Connectionism is the name of an approach to the study of human mental processes and cognition that utilizes mathematical models known as connectionist networks or artificial neural networks.[1] Connectionism has had many "waves" since its beginnings.
The first wave appeared 1943 with Warren Sturgis McCulloch and Walter Pitts both focusing on comprehending neural circuitry through a formal and mathematical approach,[2] and Frank Rosenblatt who published the 1958 paper "The Perceptron: A Probabilistic Model For Information Storage and Organization in the Brain" in Psychological Review, while working at the Cornell Aeronautical Laboratory.[3] The first wave ended with the 1969 book about the limitations of the original perceptron idea, written by Marvin Minsky and Seymour Papert, which contributed to discouraging major funding agencies in the US from investing in connectionist research.[4] With a few noteworthy deviations, most connectionist research entered a period of inactivity until the mid-1980s. The term connectionist model was reintroduced in a 1982 paper in the journal Cognitive Science by Jerome Feldman and Dana Ballard.

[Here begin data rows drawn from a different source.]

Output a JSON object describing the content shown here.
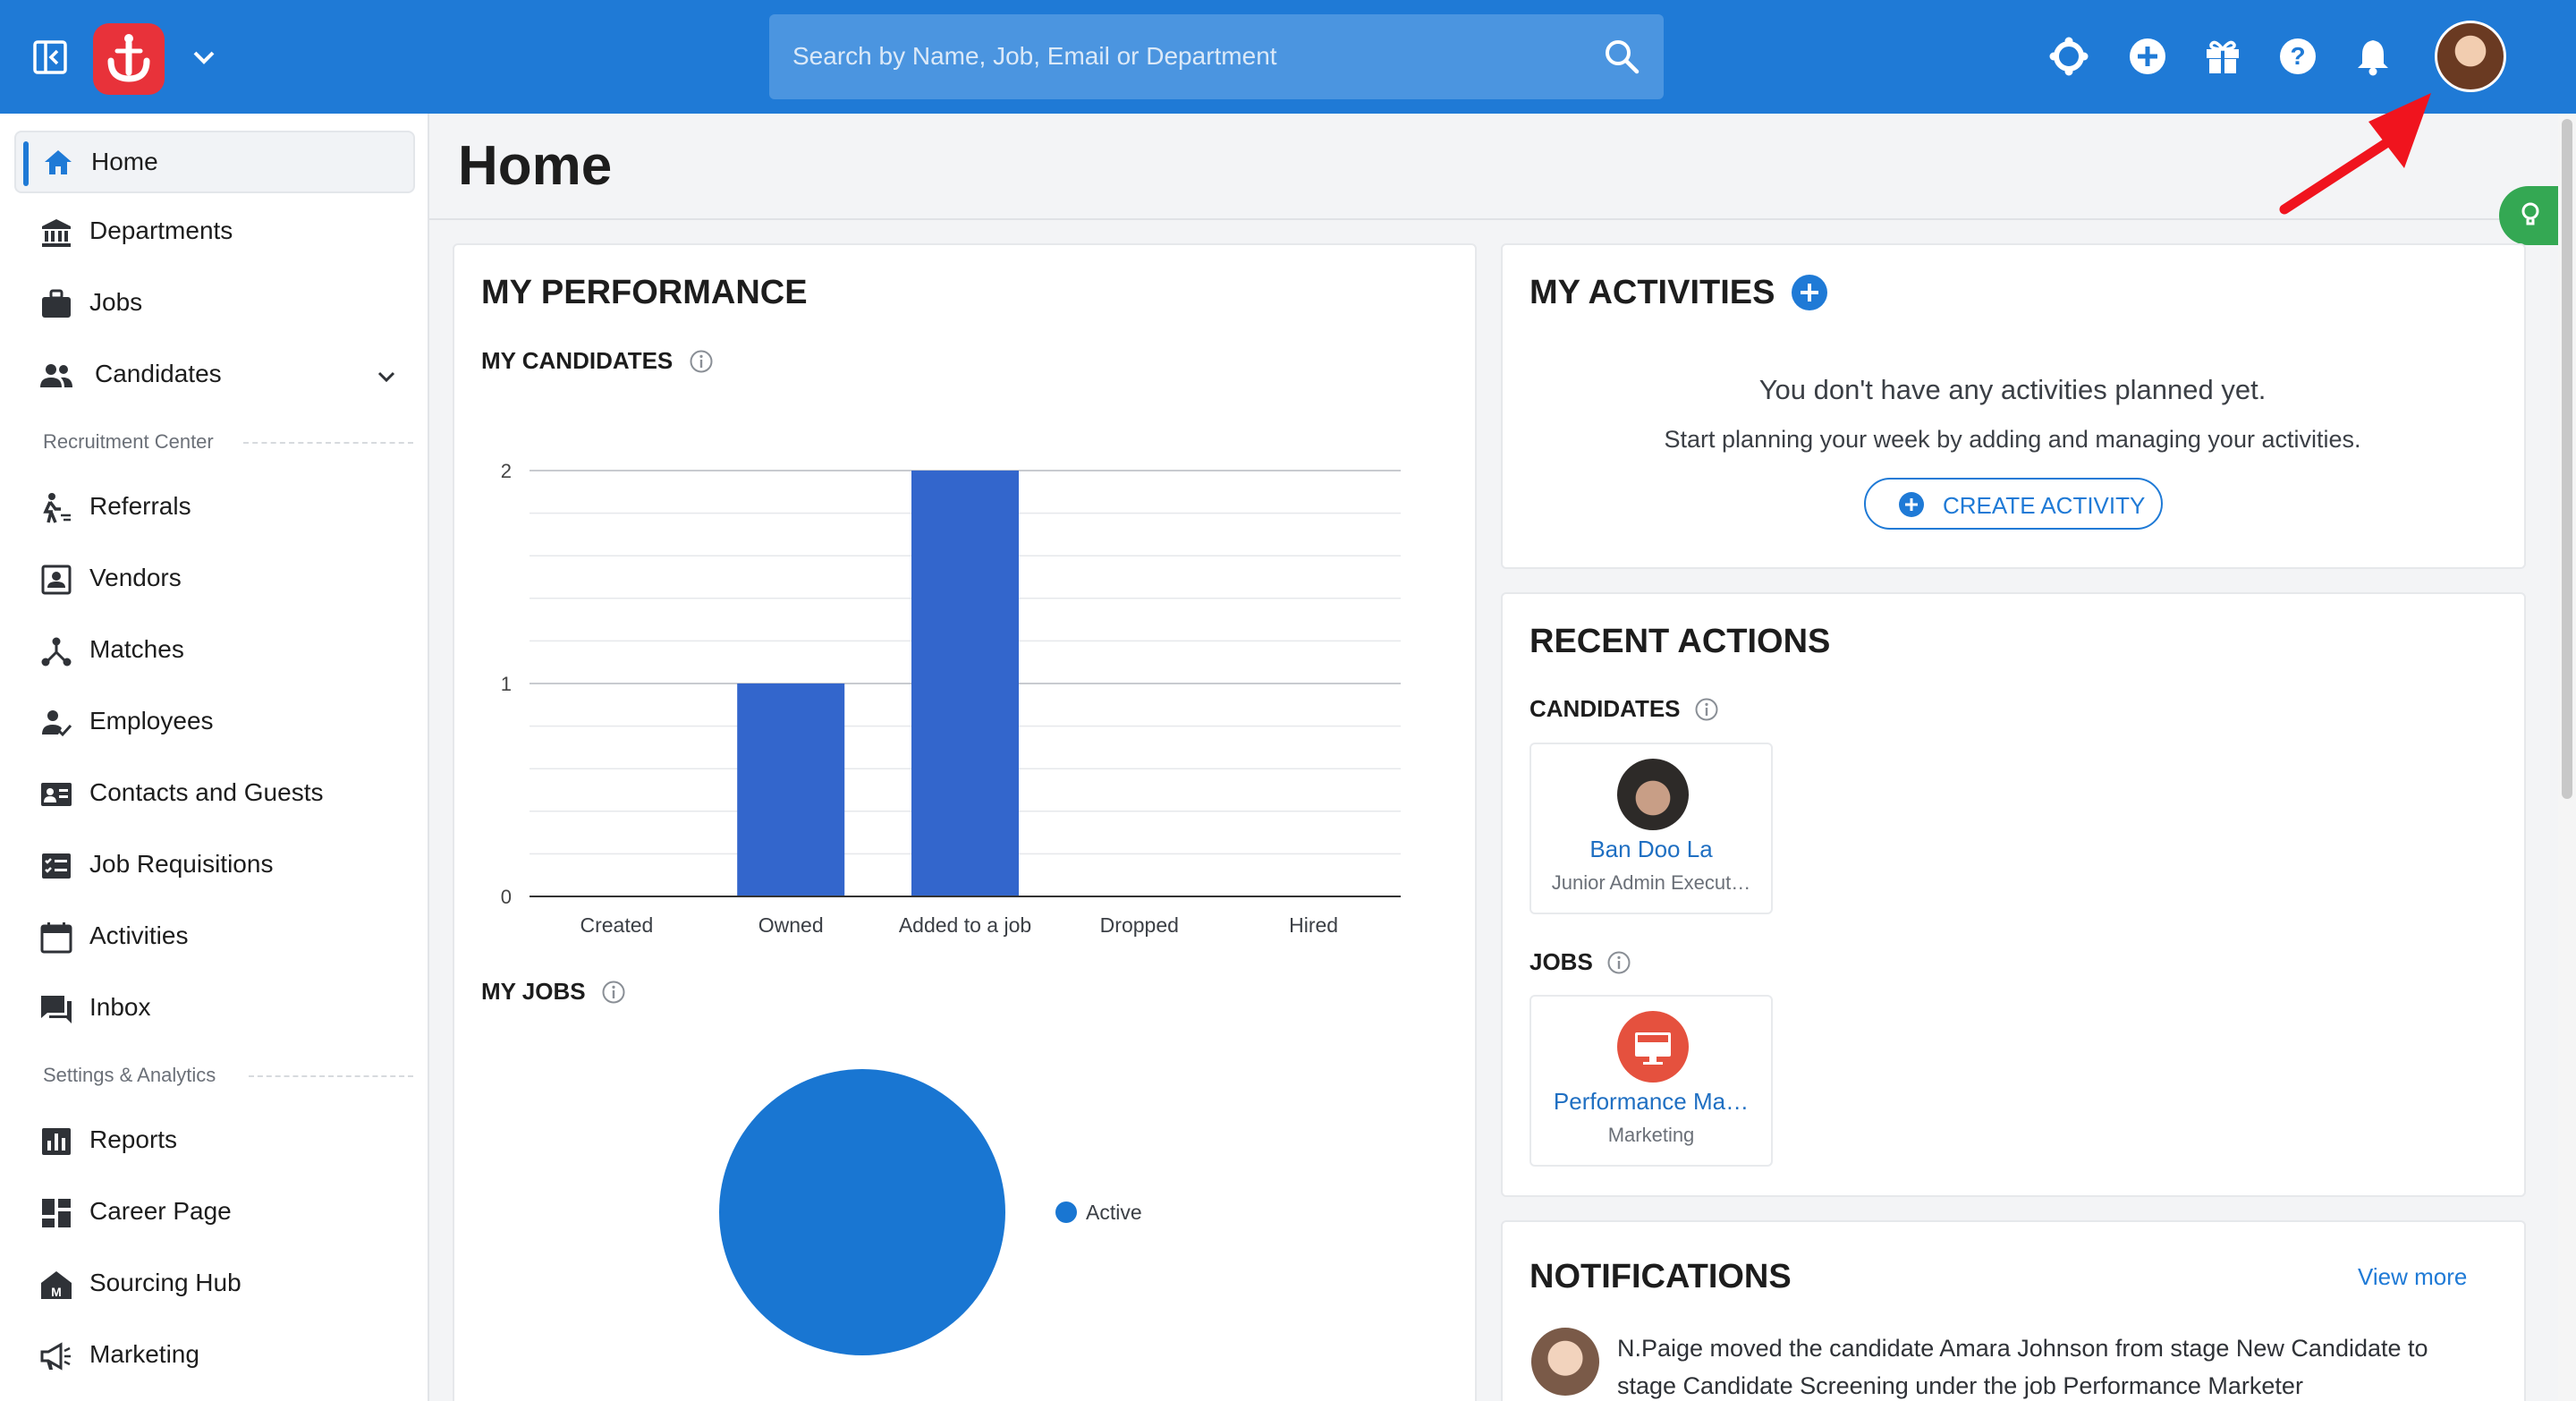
{
  "header": {
    "search_placeholder": "Search by Name, Job, Email or Department",
    "icons": [
      "sidebar-toggle-icon",
      "brand-logo",
      "chevron-down-icon",
      "search-icon",
      "integrations-icon",
      "add-icon",
      "gift-icon",
      "help-icon",
      "bell-icon",
      "user-avatar"
    ]
  },
  "sidebar": {
    "items": [
      {
        "label": "Home",
        "icon": "home-icon",
        "active": true
      },
      {
        "label": "Departments",
        "icon": "bank-icon"
      },
      {
        "label": "Jobs",
        "icon": "briefcase-icon"
      },
      {
        "label": "Candidates",
        "icon": "people-icon",
        "expandable": true
      }
    ],
    "section_recruitment": "Recruitment Center",
    "recruitment_items": [
      {
        "label": "Referrals",
        "icon": "referral-icon"
      },
      {
        "label": "Vendors",
        "icon": "vendor-icon"
      },
      {
        "label": "Matches",
        "icon": "matches-icon"
      },
      {
        "label": "Employees",
        "icon": "employee-icon"
      },
      {
        "label": "Contacts and Guests",
        "icon": "contact-card-icon"
      },
      {
        "label": "Job Requisitions",
        "icon": "requisition-icon"
      },
      {
        "label": "Activities",
        "icon": "calendar-icon"
      },
      {
        "label": "Inbox",
        "icon": "inbox-icon"
      }
    ],
    "section_settings": "Settings & Analytics",
    "settings_items": [
      {
        "label": "Reports",
        "icon": "reports-icon"
      },
      {
        "label": "Career Page",
        "icon": "dashboard-icon"
      },
      {
        "label": "Sourcing Hub",
        "icon": "sourcing-hub-icon"
      },
      {
        "label": "Marketing",
        "icon": "megaphone-icon"
      }
    ]
  },
  "main": {
    "page_title": "Home",
    "performance": {
      "title": "MY PERFORMANCE",
      "candidates_label": "MY CANDIDATES",
      "jobs_label": "MY JOBS"
    },
    "activities": {
      "title": "MY ACTIVITIES",
      "empty_title": "You don't have any activities planned yet.",
      "empty_sub": "Start planning your week by adding and managing your activities.",
      "create_label": "CREATE ACTIVITY"
    },
    "recent_actions": {
      "title": "RECENT ACTIONS",
      "candidates_label": "CANDIDATES",
      "candidate": {
        "name": "Ban Doo La",
        "role": "Junior Admin Execut…"
      },
      "jobs_label": "JOBS",
      "job": {
        "name": "Performance Ma…",
        "department": "Marketing"
      }
    },
    "notifications": {
      "title": "NOTIFICATIONS",
      "view_more": "View more",
      "items": [
        {
          "text": "N.Paige moved the candidate Amara Johnson from stage New Candidate to stage Candidate Screening under the job Performance Marketer"
        }
      ]
    }
  },
  "colors": {
    "brand_blue": "#1f7ad6",
    "logo_red": "#e8323a",
    "bar_blue": "#3366cc",
    "pie_blue": "#1976d2",
    "annotation_red": "#f0141e"
  },
  "chart_data": [
    {
      "type": "bar",
      "title": "MY CANDIDATES",
      "categories": [
        "Created",
        "Owned",
        "Added to a job",
        "Dropped",
        "Hired"
      ],
      "values": [
        0,
        1,
        2,
        0,
        0
      ],
      "ylim": [
        0,
        2
      ],
      "yticks": [
        0,
        1,
        2
      ],
      "grid": true
    },
    {
      "type": "pie",
      "title": "MY JOBS",
      "labels": [
        "Active"
      ],
      "values": [
        1
      ],
      "legend": "right"
    }
  ]
}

The second wave blossomed in the late 1980s, following a 1987 book about Parallel Distributed Processing by James L. McClelland, David E. Rumelhart et al., which introduced a couple of improvements to the simple perceptron idea, such as intermediate processors (now known as "hidden layers") alongside input and output units, and used a sigmoid activation function instead of the old "all-or-nothing" function. Their work built upon that of John Hopfield, who was a key figure investigating the mathematical characteristics of sigmoid activation functions.[3] From the late 1980s to the mid-1990s, connectionism took on an almost revolutionary tone when Schneider,[5] Terence Horgan and Tienson posed the question of whether connectionism represented a fundamental shift in psychology and so-called "good old-fashioned AI," or GOFAI.[3] Some advantages of the second wave connectionist approach included its applicability to a broad array of functions, structural approximation to biological neurons, low requirements for innate structure, and capacity for graceful degradation.[6] Its disadvantages included the difficulty in deciphering how ANNs process information or account for the compositionality of mental representations, and a resultant difficulty explaining phenomena at a higher level.[7]
The current (third) wave has been marked by advances in deep learning, which have made possible the creation of large language models.[3] The success of deep-learning networks in the past decade has greatly increased the popularity of this approach, but the complexity and scale of such networks has brought with them increased interpretability problems.[8]